Foye v. Bell, 18 N.C. 475, was also cited. In that case the sureties of a guardian becoming uneasy about his solvency obtained an order of court that he give a new bond and sureties, and the order expressly released them. And when the ward sued them, they set up the defense that they were released and that the new sureties were bound. The Court held that they were not released, they not having shown affirmatively any actual change of the effects from the old to the new fiduciaries. But the Court did not hold that the new sureties were not also bound. The contrary is to be inferred, for Ruffin, C. J., in his opinion says that "of course this opinion is not intended to affect, nor can it affect, (216) the rights of two sets of sureties as against each other, either in respect of contribution between them or of the obligation of the posterior set as substitutes to exonerate those who were prior, which rights depend on other considerations, and perhaps can be finally adjusted only in another tribunal" — equity. Nothing can be clearer from that case than that the ward had his remedy against both sets of sureties, and it was for them to settle their liabilities among themselves. And so in this case, both sets of fiduciaries are liable to the plaintiff; and then they may settle their liabilities among themselves.
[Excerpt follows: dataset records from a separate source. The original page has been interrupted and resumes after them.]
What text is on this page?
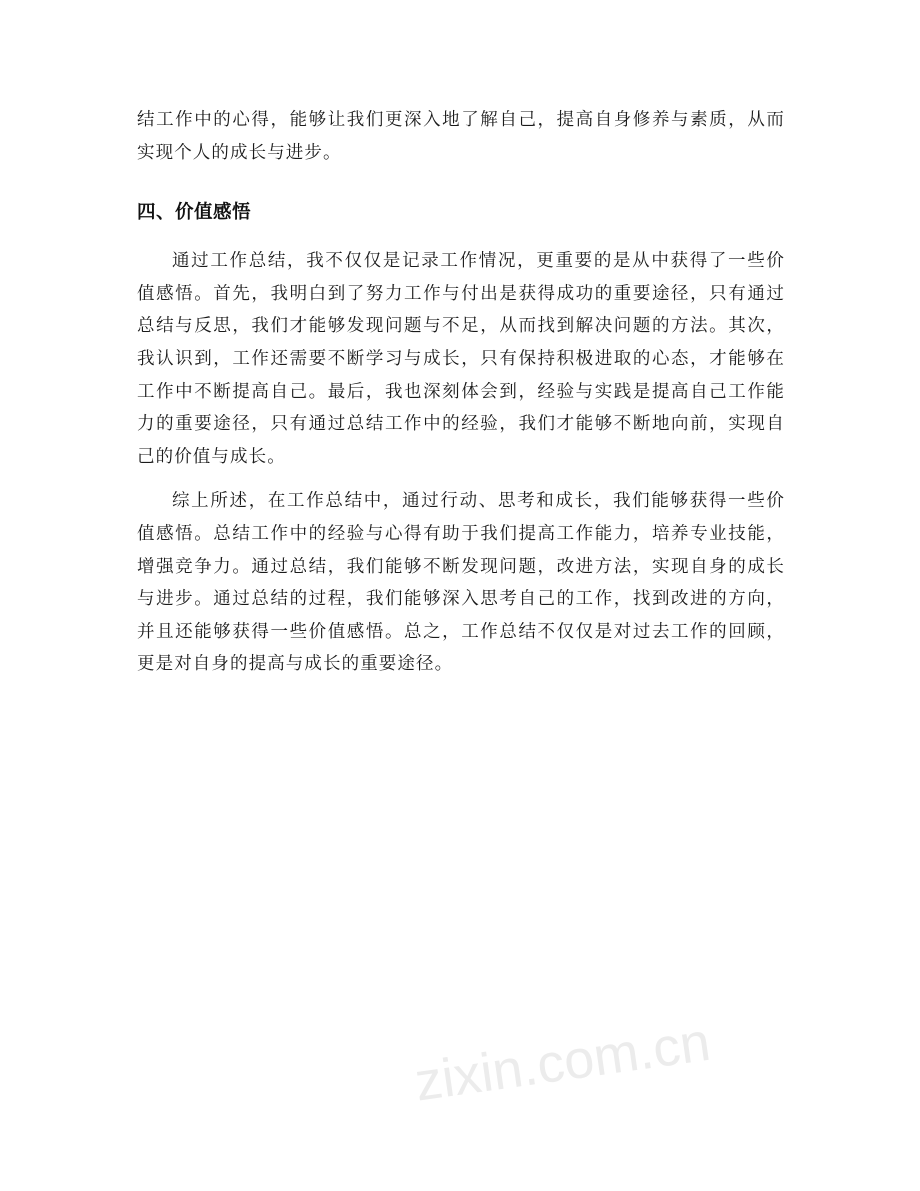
结工作中的心得，能够让我们更深入地了解自己，提高自身修养与素质，从而实现个人的成长与进步。

四、价值感悟

通过工作总结，我不仅仅是记录工作情况，更重要的是从中获得了一些价值感悟。首先，我明白到了努力工作与付出是获得成功的重要途径，只有通过总结与反思，我们才能够发现问题与不足，从而找到解决问题的方法。其次，我认识到，工作还需要不断学习与成长，只有保持积极进取的心态，才能够在工作中不断提高自己。最后，我也深刻体会到，经验与实践是提高自己工作能力的重要途径，只有通过总结工作中的经验，我们才能够不断地向前，实现自己的价值与成长。

综上所述，在工作总结中，通过行动、思考和成长，我们能够获得一些价值感悟。总结工作中的经验与心得有助于我们提高工作能力，培养专业技能，增强竞争力。通过总结，我们能够不断发现问题，改进方法，实现自身的成长与进步。通过总结的过程，我们能够深入思考自己的工作，找到改进的方向，并且还能够获得一些价值感悟。总之，工作总结不仅仅是对过去工作的回顾，更是对自身的提高与成长的重要途径。

zixin.com.cn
Jones v. Brown, 68 N.C. 554, was also decided against the defendants. There a guardian became trustee, and was sued as guardian with his sureties, and set up the defense that the sureties were discharged, and he became liable as trustee. It was held that they were not discharged; but it was not held that the trustee was not also bound.
The only other case cited by the defendants from our own reports wasJones v. Brown, 67 N.C. 475. We fail to apprehend its bearing in this case. It decides that a trustee is a proper relator in a suit against the guardian for the trust fund.
It will thus be seen that every case cited by the defendants is either directly or by implication against them on the first point.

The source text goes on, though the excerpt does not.